Tuesday, February 27, 2018
50 Year-to-Life Juvenile Sentences For Nonhomicides Barred—S.C.
From Staff and Wire Reports
A divided California Supreme Court yesterday struck down sentences of 50 years to life or greater for juveniles convicted of crimes other than homicide, saying such a punishment was unconstitutional because it doesn’t recognize the defendant’s youth and ability to change.
The 4-3 ruling came amid heightened scrutiny of sentences for juveniles around the country. In 2010, Justice Anthony Kennedy, writing for the majority in People v. Contreras, declared:
“This Court now holds that for a juvenile offender who did not commit homicide the Eighth Amendment forbids the sentence of life without parole.”
He said children are more likely to be impetuous, fail to appreciate risks, and be vulnerable to peer pressure and home environment.
Citing that decision, California Supreme Court Justice Goodwin Liu said yesterday that juvenile sentences must recognize the offender’s capacity for change and limited moral culpability, offer hope of restoration and a chance for fulfillment outside prison walls, and give the juvenile an incentive to become a responsible individual.
In this 2013 file photo, an inmate at the Madera County, Calif., Jail is taken to an inmate housing unit in Madera.
The ruling came in the case of two 16-year-olds charged as adults and convicted in 2012 of kidnapping and raping two teenage girls in San Diego County.
The decision built on a California high court’s 2012 holding in People v. Caballero that a determinate sentence that exceeds the expected lifetime of the juvenile defendant—a total of 110 years to life in that case—violates the Eighth Amendment’s ban on cruel and unusual punishment because it was the functional equivalent of life without parole (“LWOP”).
Attorney General’s View
The Attorney General’s Office argued that the present case was different because the defendants would get an opportunity for parole within their expected lifetimes. It urged that the court “adopt the following rule: any term of imprisonment that provides a juvenile offender with an opportunity for parole within his or her expected natural lifetime is not the functional equivalent of LWOP....”
It presented a report published by the Centers for Disease Control showing that a 16-year-old boy in the United States is expected to live to the age of 76.9 years and declared that one defendant presumably live to the age of 66 years old when first eligible for parole and the other to 74.
“Because it affords appellants an opportunity for parole within their expected natural lifetimes, a sentence of 50 years to life and 58 years to life is not the functional equivalent of LWOP and therefore may be constitutionally imposed.”
Liu scoffed that “this actuarial approach urged by the Attorney General is practically and conceptually problematic.”
“Even assuming defendants’ parole eligibility dates are within their expected lifespans, the chance for release would come near the end of their lives,” Liu said. “Even if released, they will have spent the vast majority of adulthood in prison.”

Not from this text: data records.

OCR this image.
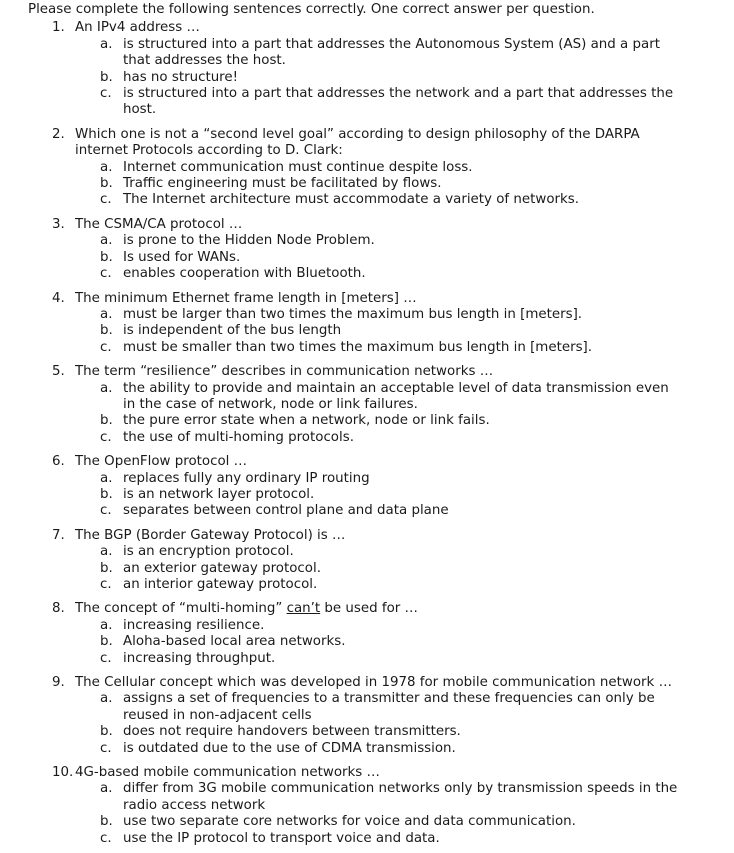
Please complete the following sentences correctly. One correct answer per question.
1. An IPv4 address …
a. is structured into a part that addresses the Autonomous System (AS) and a part that addresses the host.
b. has no structure!
c. is structured into a part that addresses the network and a part that addresses the host.
2. Which one is not a “second level goal” according to design philosophy of the DARPA internet Protocols according to D. Clark:
a. Internet communication must continue despite loss.
b. Traffic engineering must be facilitated by flows.
c. The Internet architecture must accommodate a variety of networks.
3. The CSMA/CA protocol …
a. is prone to the Hidden Node Problem.
b. Is used for WANs.
c. enables cooperation with Bluetooth.
4. The minimum Ethernet frame length in [meters] …
a. must be larger than two times the maximum bus length in [meters].
b. is independent of the bus length
c. must be smaller than two times the maximum bus length in [meters].
5. The term “resilience” describes in communication networks …
a. the ability to provide and maintain an acceptable level of data transmission even in the case of network, node or link failures.
b. the pure error state when a network, node or link fails.
c. the use of multi-homing protocols.
6. The OpenFlow protocol …
a. replaces fully any ordinary IP routing
b. is an network layer protocol.
c. separates between control plane and data plane
7. The BGP (Border Gateway Protocol) is …
a. is an encryption protocol.
b. an exterior gateway protocol.
c. an interior gateway protocol.
8. The concept of “multi-homing” can’t be used for …
a. increasing resilience.
b. Aloha-based local area networks.
c. increasing throughput.
9. The Cellular concept which was developed in 1978 for mobile communication network …
a. assigns a set of frequencies to a transmitter and these frequencies can only be reused in non-adjacent cells
b. does not require handovers between transmitters.
c. is outdated due to the use of CDMA transmission.
10. 4G-based mobile communication networks …
a. differ from 3G mobile communication networks only by transmission speeds in the radio access network
b. use two separate core networks for voice and data communication.
c. use the IP protocol to transport voice and data.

On remand, the opinion instructs, the trial court is to “impose a time by which defendants may seek parole, consistent with this opinion.”
Chief Justice’s Dissent
In a dissenting opinion, Chief Justice Tani Cantil-Sakauye agreed with the attorney general, saying sentences that offered parole at 66 and 74 did show respect for the ability of juveniles to change and reenter society.
Cantil-Sakauye said “profound life experiences still may lie ahead of someone released from prison at age 66 or 74.”
“The majority describes these ages as falling ‘near the end’ of a person’s life, language that suggests that fulfillment at such a juncture is well-nigh impossible. The millions of productively employed senior citizens would beg to differ,” she said.
The case is People v. Contreras, 2018 S.O.S. 883.